Le clan Geng était une vieille et grande famille de Taiyuan dont les propriétés comprenaient de vastes demeures. La famille tombée en décadence, la plupart des maisons et pavillons étaient inhabités et laissés à l’abandon. Comme des choses étranges s’y étaient produites — les portes de la grande salle s’ouvraient et se fermaient toutes seules, réveillant en pleine nuit les membres de la famille qui poussaient des cris d’épouvante —, les Geng, très inquiets, décidèrent de déménager dans leur maison de campagne, laissant seulement un vieux serviteur pour garder la porte. Ce domaine devint encore plus désert, et on y entendait souvent des bruits de conversation avec des éclats de rire et des chants accompagnés de musique.
Maître Geng, le chef de famille, avait un neveu nommé Geng Qubing, un original plein de désinvolture qui avait recommandé au vieux gardien de s’empresser de le prévenir s’il se passait quelque chose. Une nuit, le vieux aperçut des lumières qui scintillaient à l’étage d’un pavillon et courut en informer le jeune homme.
Le jeune lettré décida alors de pénétrer dans la demeure pour examiner cet étrange phénomène; le vieillard essaya de l’en dissuader mais en vain. Comme Qubing connaissait parfaitement les êtres de la maison, il y entra en écartant les buissons et les herbes sauvages et par un chemin détourné. Arrivé à l’étage, aucun changement; il traverse les salles et au bout Il entend nettement des chuchotements. A travers une petite ouverture, il voit que la pièce est éclairée par deux grosses bougies, si bien qu’il y fait aussi clair qu’en plein jour. Un homme dans la quarantaine, coiffé d’un bonnet de lettré, est assis face au sud; devant lui une dame du même âge. Vers l’est se tient un jeune homme d’une vingtaine d’années et, à la droite du chef de famille, une jeune fille dont la coiffure à épingles annonce les quinze ans. On rit et on bavarde autour de la table chargée de mets et de vin. Le lettré surgit en intrus et dit en souriant:
—Me voilà; je suis un hôte qu’on n’a pas invité!
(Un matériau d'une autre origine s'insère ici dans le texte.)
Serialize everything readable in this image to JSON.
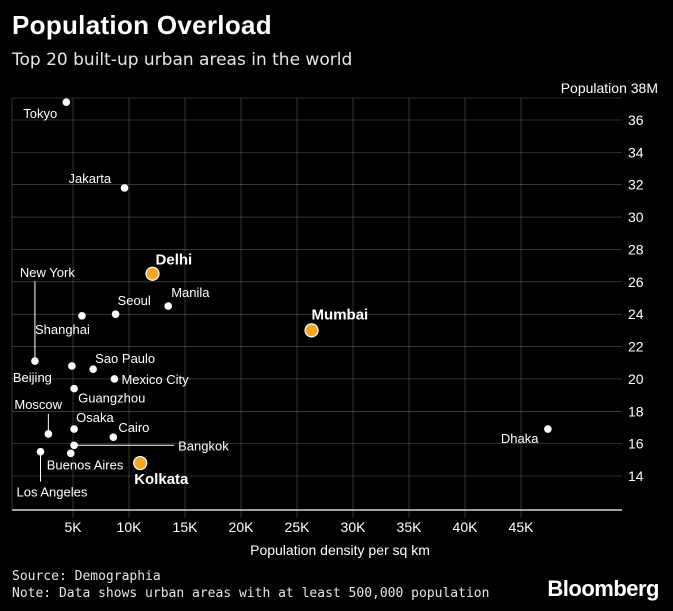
{
  "title": "Population Overload",
  "subtitle": "Top 20 built-up urban areas in the world",
  "source": "Source: Demographia",
  "note": "Note: Data shows urban areas with at least 500,000 population",
  "brand": "Bloomberg",
  "colors": {
    "background": "#000000",
    "point": "#ffffff",
    "highlight": "#f5a623",
    "grid": "#ffffff"
  },
  "chart_data": {
    "type": "scatter",
    "xlabel": "Population density per sq km",
    "ylabel": "Population",
    "xlim": [
      0,
      47500
    ],
    "ylim": [
      12.5,
      37
    ],
    "x_ticks": [
      5000,
      10000,
      15000,
      20000,
      25000,
      30000,
      35000,
      40000,
      45000
    ],
    "x_tick_labels": [
      "5K",
      "10K",
      "15K",
      "20K",
      "25K",
      "30K",
      "35K",
      "40K",
      "45K"
    ],
    "y_ticks": [
      14,
      16,
      18,
      20,
      22,
      24,
      26,
      28,
      30,
      32,
      34,
      36
    ],
    "y_tick_labels": [
      "14",
      "16",
      "18",
      "20",
      "22",
      "24",
      "26",
      "28",
      "30",
      "32",
      "34",
      "36"
    ],
    "y_top_label": "Population 38M",
    "grid": true,
    "points": [
      {
        "name": "Tokyo",
        "x": 4400,
        "y": 37.1,
        "highlight": false
      },
      {
        "name": "Jakarta",
        "x": 9600,
        "y": 31.8,
        "highlight": false
      },
      {
        "name": "Delhi",
        "x": 12100,
        "y": 26.5,
        "highlight": true
      },
      {
        "name": "Manila",
        "x": 13500,
        "y": 24.5,
        "highlight": false
      },
      {
        "name": "Seoul",
        "x": 8800,
        "y": 24.0,
        "highlight": false
      },
      {
        "name": "Mumbai",
        "x": 26300,
        "y": 23.0,
        "highlight": true
      },
      {
        "name": "Shanghai",
        "x": 5800,
        "y": 23.9,
        "highlight": false
      },
      {
        "name": "New York",
        "x": 1600,
        "y": 21.1,
        "highlight": false
      },
      {
        "name": "Sao Paulo",
        "x": 6800,
        "y": 20.6,
        "highlight": false
      },
      {
        "name": "Beijing",
        "x": 4900,
        "y": 20.8,
        "highlight": false
      },
      {
        "name": "Mexico City",
        "x": 8700,
        "y": 20.0,
        "highlight": false
      },
      {
        "name": "Guangzhou",
        "x": 5100,
        "y": 19.4,
        "highlight": false
      },
      {
        "name": "Dhaka",
        "x": 47400,
        "y": 16.9,
        "highlight": false
      },
      {
        "name": "Moscow",
        "x": 2800,
        "y": 16.6,
        "highlight": false
      },
      {
        "name": "Osaka",
        "x": 5100,
        "y": 16.9,
        "highlight": false
      },
      {
        "name": "Cairo",
        "x": 8600,
        "y": 16.4,
        "highlight": false
      },
      {
        "name": "Bangkok",
        "x": 5100,
        "y": 15.9,
        "highlight": false
      },
      {
        "name": "Los Angeles",
        "x": 2100,
        "y": 15.5,
        "highlight": false
      },
      {
        "name": "Buenos Aires",
        "x": 4800,
        "y": 15.4,
        "highlight": false
      },
      {
        "name": "Kolkata",
        "x": 11000,
        "y": 14.8,
        "highlight": true
      }
    ]
  }
}
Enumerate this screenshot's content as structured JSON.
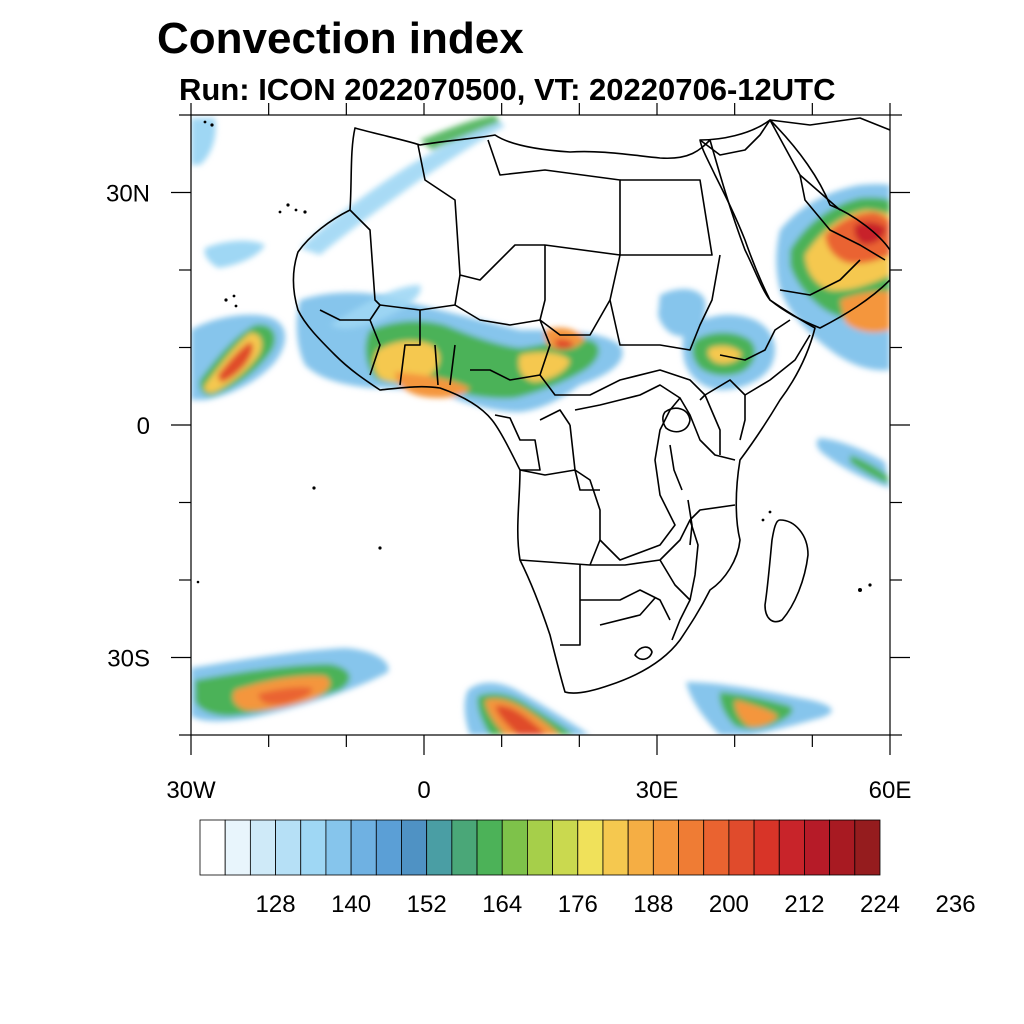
{
  "title": "Convection index",
  "subtitle": "Run: ICON 2022070500,  VT: 20220706-12UTC",
  "map": {
    "lon_range": [
      -30,
      60
    ],
    "lat_range": [
      -40,
      40
    ],
    "x_ticks": [
      {
        "lon": -30,
        "label": "30W"
      },
      {
        "lon": 0,
        "label": "0"
      },
      {
        "lon": 30,
        "label": "30E"
      },
      {
        "lon": 60,
        "label": "60E"
      }
    ],
    "y_ticks": [
      {
        "lat": 30,
        "label": "30N"
      },
      {
        "lat": 0,
        "label": "0"
      },
      {
        "lat": -30,
        "label": "30S"
      }
    ]
  },
  "colorbar": {
    "colors": [
      "#ffffff",
      "#e8f5fc",
      "#cfeaf8",
      "#b6e0f6",
      "#9fd7f4",
      "#86c5ec",
      "#6fb1e2",
      "#5b9fd6",
      "#4f92c4",
      "#4a9ea4",
      "#4aa778",
      "#4cb258",
      "#7ec24a",
      "#a6cf4a",
      "#cad94f",
      "#f0e15a",
      "#f5c84f",
      "#f5ae44",
      "#f4963c",
      "#ef7c34",
      "#ea6330",
      "#e04b2c",
      "#d83428",
      "#c8242a",
      "#b61b28",
      "#a81a22",
      "#951c1e"
    ],
    "labels": [
      "128",
      "140",
      "152",
      "164",
      "176",
      "188",
      "200",
      "212",
      "224",
      "236"
    ]
  }
}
C’est la panique: tout le monde s’enfuit. Seul le quadragénaire reste et demande d’un ton impérieux:
—Qui êtes-vous et comment osez-vous pénétrer dans mes appartements privés?
—Ici c’est l’appartement de notre famille que vous avez occupé! C’est se montrer bien avares que de boire seuls du bon vin sans inviter le propriétaire!
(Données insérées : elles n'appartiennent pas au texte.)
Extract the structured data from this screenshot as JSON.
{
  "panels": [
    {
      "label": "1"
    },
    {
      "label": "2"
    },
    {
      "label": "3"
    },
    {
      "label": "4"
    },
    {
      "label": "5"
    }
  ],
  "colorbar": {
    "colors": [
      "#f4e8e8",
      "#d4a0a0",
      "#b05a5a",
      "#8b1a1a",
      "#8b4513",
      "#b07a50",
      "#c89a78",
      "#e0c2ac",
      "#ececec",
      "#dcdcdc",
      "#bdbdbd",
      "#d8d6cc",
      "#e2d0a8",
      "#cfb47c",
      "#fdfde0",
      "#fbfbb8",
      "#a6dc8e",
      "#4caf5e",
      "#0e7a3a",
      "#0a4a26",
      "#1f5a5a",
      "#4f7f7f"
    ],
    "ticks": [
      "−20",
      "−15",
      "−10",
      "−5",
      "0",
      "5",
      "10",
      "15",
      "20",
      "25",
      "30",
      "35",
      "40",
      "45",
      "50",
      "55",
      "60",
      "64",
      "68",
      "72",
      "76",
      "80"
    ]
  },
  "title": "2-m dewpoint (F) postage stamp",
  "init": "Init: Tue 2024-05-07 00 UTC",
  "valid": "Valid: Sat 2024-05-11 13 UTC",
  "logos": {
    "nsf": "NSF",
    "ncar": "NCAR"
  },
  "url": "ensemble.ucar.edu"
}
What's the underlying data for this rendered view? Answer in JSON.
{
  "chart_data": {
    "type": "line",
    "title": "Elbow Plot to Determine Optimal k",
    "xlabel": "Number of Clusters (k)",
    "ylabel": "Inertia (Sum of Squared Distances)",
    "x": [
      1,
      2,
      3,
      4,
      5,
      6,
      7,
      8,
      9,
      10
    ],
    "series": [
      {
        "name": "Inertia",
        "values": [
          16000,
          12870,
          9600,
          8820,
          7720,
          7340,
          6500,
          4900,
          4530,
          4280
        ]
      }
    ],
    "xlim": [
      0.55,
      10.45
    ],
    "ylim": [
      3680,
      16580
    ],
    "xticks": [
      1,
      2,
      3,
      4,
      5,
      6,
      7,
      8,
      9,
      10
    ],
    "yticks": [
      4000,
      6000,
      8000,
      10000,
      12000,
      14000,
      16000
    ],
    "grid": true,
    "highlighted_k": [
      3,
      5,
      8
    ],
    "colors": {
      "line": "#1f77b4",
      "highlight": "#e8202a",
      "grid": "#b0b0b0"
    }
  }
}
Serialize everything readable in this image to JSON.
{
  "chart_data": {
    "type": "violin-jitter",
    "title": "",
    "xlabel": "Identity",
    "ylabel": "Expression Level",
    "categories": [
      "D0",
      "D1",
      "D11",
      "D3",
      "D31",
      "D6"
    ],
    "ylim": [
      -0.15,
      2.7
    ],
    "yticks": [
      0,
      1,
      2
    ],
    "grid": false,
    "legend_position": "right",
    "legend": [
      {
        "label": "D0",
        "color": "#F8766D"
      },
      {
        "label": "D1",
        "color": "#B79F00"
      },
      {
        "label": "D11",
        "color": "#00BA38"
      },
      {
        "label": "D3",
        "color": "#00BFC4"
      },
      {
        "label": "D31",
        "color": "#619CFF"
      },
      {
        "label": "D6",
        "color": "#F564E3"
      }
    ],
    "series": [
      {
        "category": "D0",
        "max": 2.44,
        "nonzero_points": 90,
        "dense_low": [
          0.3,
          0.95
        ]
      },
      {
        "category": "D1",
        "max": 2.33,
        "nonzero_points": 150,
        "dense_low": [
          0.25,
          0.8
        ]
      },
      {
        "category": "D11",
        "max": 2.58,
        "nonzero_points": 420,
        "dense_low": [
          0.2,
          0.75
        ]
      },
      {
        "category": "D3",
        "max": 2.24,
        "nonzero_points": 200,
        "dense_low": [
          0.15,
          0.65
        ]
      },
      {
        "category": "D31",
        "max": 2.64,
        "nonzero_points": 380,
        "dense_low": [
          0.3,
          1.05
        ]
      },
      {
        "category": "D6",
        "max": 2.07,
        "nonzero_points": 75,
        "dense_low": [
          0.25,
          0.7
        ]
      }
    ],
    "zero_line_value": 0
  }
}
—Vous n’êtes pas le propriétaire, dit l’homme, en l’examinant.
—Je suis Geng Qubing, le lettré insolent et le neveu du propriétaire.
—Il y a longtemps que je désire faire votre connaissance, dit le chef de famille avec respect, car vous êtes aussi célèbre que le Taishan.
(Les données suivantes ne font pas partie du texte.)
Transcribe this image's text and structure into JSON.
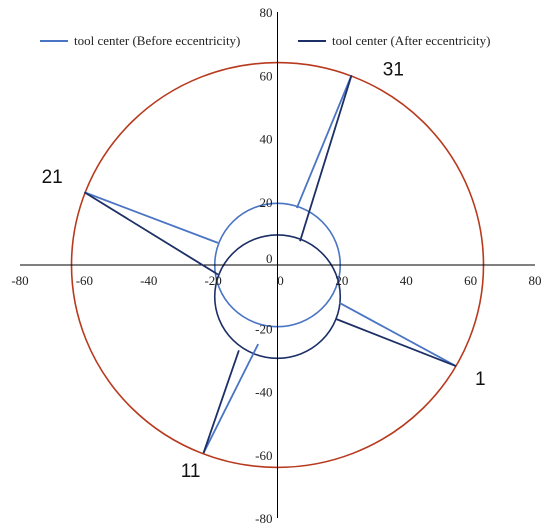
{
  "chart_data": {
    "type": "line",
    "xlim": [
      -80,
      80
    ],
    "ylim": [
      -80,
      80
    ],
    "x_ticks": [
      -80,
      -60,
      -40,
      -20,
      0,
      20,
      40,
      60,
      80
    ],
    "y_ticks": [
      80,
      60,
      40,
      20,
      0,
      -20,
      -40,
      -60,
      -80
    ],
    "grid": false,
    "legend": {
      "placement": "top"
    },
    "title": "",
    "xlabel": "",
    "ylabel": "",
    "series": [
      {
        "name": "tool center (Before eccentricity)",
        "color": "#4a74c4",
        "segments": [
          [
            [
              55.5,
              -32
            ],
            [
              19.3,
              -12
            ]
          ],
          [
            [
              -60,
              23
            ],
            [
              -18.5,
              7
            ]
          ],
          [
            [
              -23,
              -59.5
            ],
            [
              -6,
              -25
            ]
          ],
          [
            [
              23,
              60
            ],
            [
              6,
              18
            ]
          ]
        ]
      },
      {
        "name": "tool center (After eccentricity)",
        "color": "#1c2f66",
        "segments": [
          [
            [
              55.5,
              -32
            ],
            [
              18,
              -17
            ]
          ],
          [
            [
              -60,
              23
            ],
            [
              -18.5,
              -3
            ]
          ],
          [
            [
              -23,
              -59.5
            ],
            [
              -12,
              -27
            ]
          ],
          [
            [
              23,
              60
            ],
            [
              7,
              7.5
            ]
          ]
        ]
      }
    ],
    "shapes": [
      {
        "kind": "circle",
        "cx": 0,
        "cy": 0,
        "r": 64,
        "color": "#b83a1e"
      },
      {
        "kind": "circle",
        "cx": 0,
        "cy": 0,
        "r": 19.5,
        "color": "#4a74c4"
      },
      {
        "kind": "circle",
        "cx": 0,
        "cy": -10,
        "r": 19.5,
        "color": "#1c2f66"
      }
    ],
    "annotations": [
      {
        "text": "1",
        "x": 63,
        "y": -38
      },
      {
        "text": "11",
        "x": -27,
        "y": -67
      },
      {
        "text": "21",
        "x": -70,
        "y": 26
      },
      {
        "text": "31",
        "x": 36,
        "y": 60
      }
    ]
  }
}
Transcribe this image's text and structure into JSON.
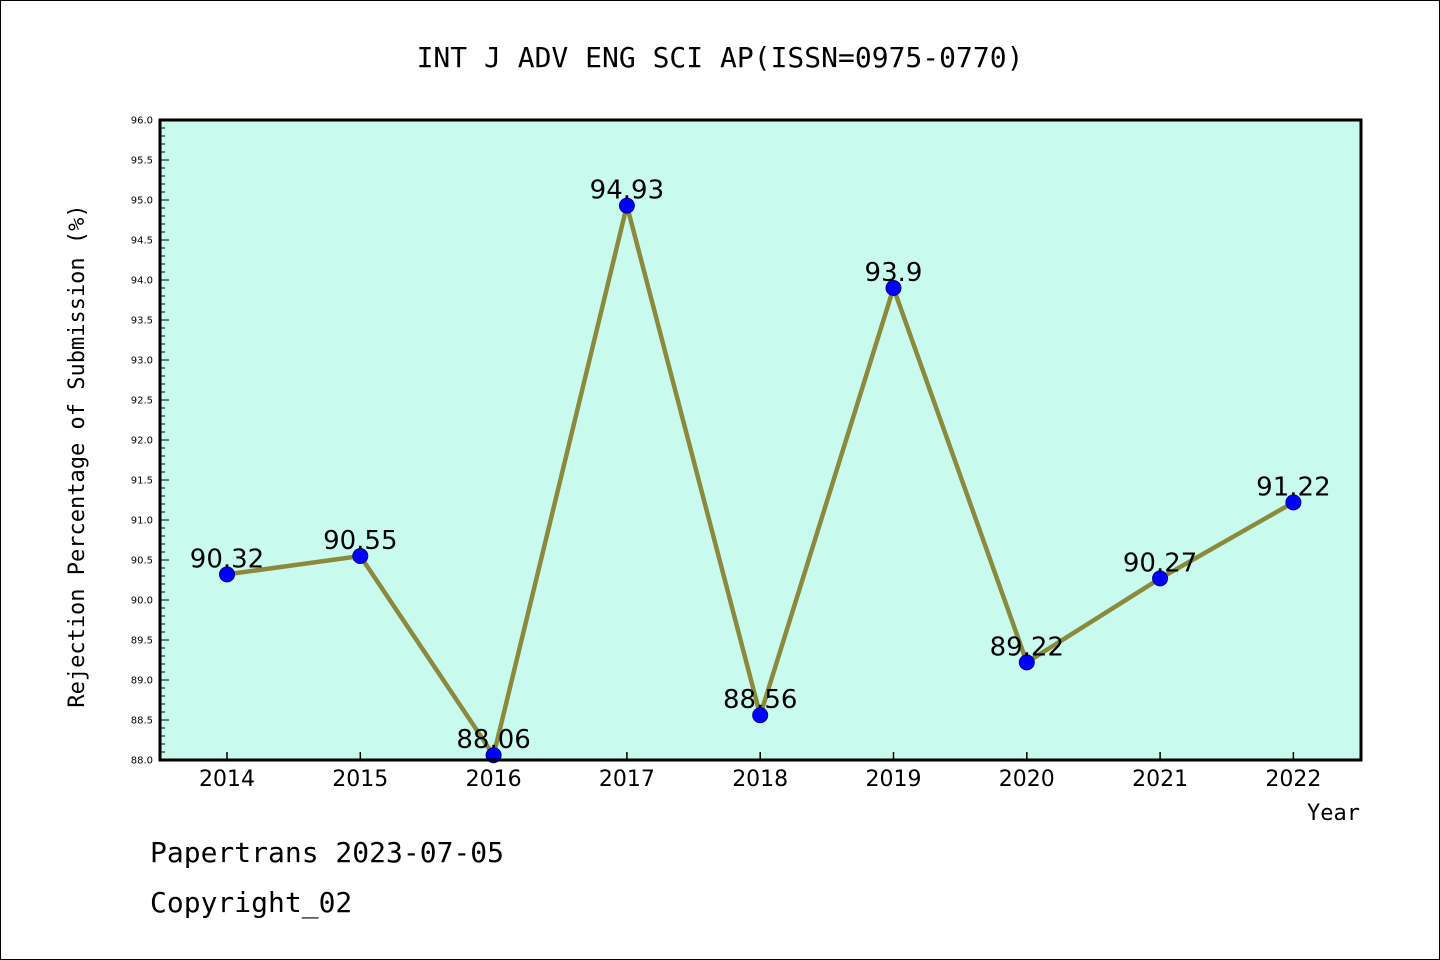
{
  "chart_data": {
    "type": "line",
    "title": "INT J ADV ENG SCI AP(ISSN=0975-0770)",
    "xlabel": "Year",
    "ylabel": "Rejection Percentage of Submission (%)",
    "categories": [
      "2014",
      "2015",
      "2016",
      "2017",
      "2018",
      "2019",
      "2020",
      "2021",
      "2022"
    ],
    "series": [
      {
        "values": [
          90.32,
          90.55,
          88.06,
          94.93,
          88.56,
          93.9,
          89.22,
          90.27,
          91.22
        ]
      }
    ],
    "data_labels": [
      "90.32",
      "90.55",
      "88.06",
      "94.93",
      "88.56",
      "93.9",
      "89.22",
      "90.27",
      "91.22"
    ],
    "ylim": [
      88.0,
      96.0
    ],
    "yticks": [
      "88.0",
      "88.5",
      "89.0",
      "89.5",
      "90.0",
      "90.5",
      "91.0",
      "91.5",
      "92.0",
      "92.5",
      "93.0",
      "93.5",
      "94.0",
      "94.5",
      "95.0",
      "95.5",
      "96.0"
    ],
    "grid": false,
    "colors": {
      "plot_background": "#c8fbee",
      "line": "#8b8a3c",
      "marker": "#0000ff"
    }
  },
  "footer": {
    "credit": "Papertrans 2023-07-05",
    "copyright": "Copyright_02"
  }
}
Il invita le lettré à entrer et demanda qu’on renouvelle les plats. Celui-ci l’en empêcha et l’on se mit à table.
—Nous sommes des familles liées depuis des générations, dit le lettré; pourquoi les convives devraient-ils se retirer? Je vous prie de les rappeler pour que nous buvions ensemble.
—Xiao’er! appela le chef de famille.
Tout de suite un jeune homme entra.
—Je vous présente mon rien du tout de fils.
Celui-ci, après un salut à mains jointes, prit place et se renseigna brièvement sur les deux clans. Le père grommela entre ses dents:
—Notre noble hôte est donc de la famille Hu.
De caractère exubérant, le lettré, tint ses auditeurs sous le charme de sa conversation; quant à Xiao’er, il était doué d’une grande aisance et d’une distinction naturelle. Après quelques moments d’entretien, l’admiration mutuelle les conduisit à l’amitié. Le lettré, âgé de vingt et un ans, traita donc Xiao’er qui avait deux ans de moins comme son frère cadet.
—J’ai appris, dit le père, que votre aïeul a compilé l’histoire officieuse de Tushan* ; le savez-vous?
—Oui, je suis au courant.
—Nous sommes de la lignée de Tushan; je peux encore reconstituer ma généalogie jusqu’à la dynastie des Tang; mais il n’y a pas de chroniques qui remontent au-delà des Cinq dynasties; je serais heureux que vous m’instruisiez là-dessus.
Le lettré parla brièvement des mérites de la dame Tu-shan qui avait aidé Yu* dans un style fleuri qui évoquait de merveilleuses images. Transporté de joie, le père dit à son fils:
—Je suis heureux qu’il m’ait été donné d’entendre ce que je n’avais jamais entendu. Puisque le jeune seigneur n’est pas un étranger, tu peux demander à ta mère et à Qingfeng de venir toutes deux l’écouter avec nous pour qu’elles apprennent à connaître les vertus de nos ancêtres.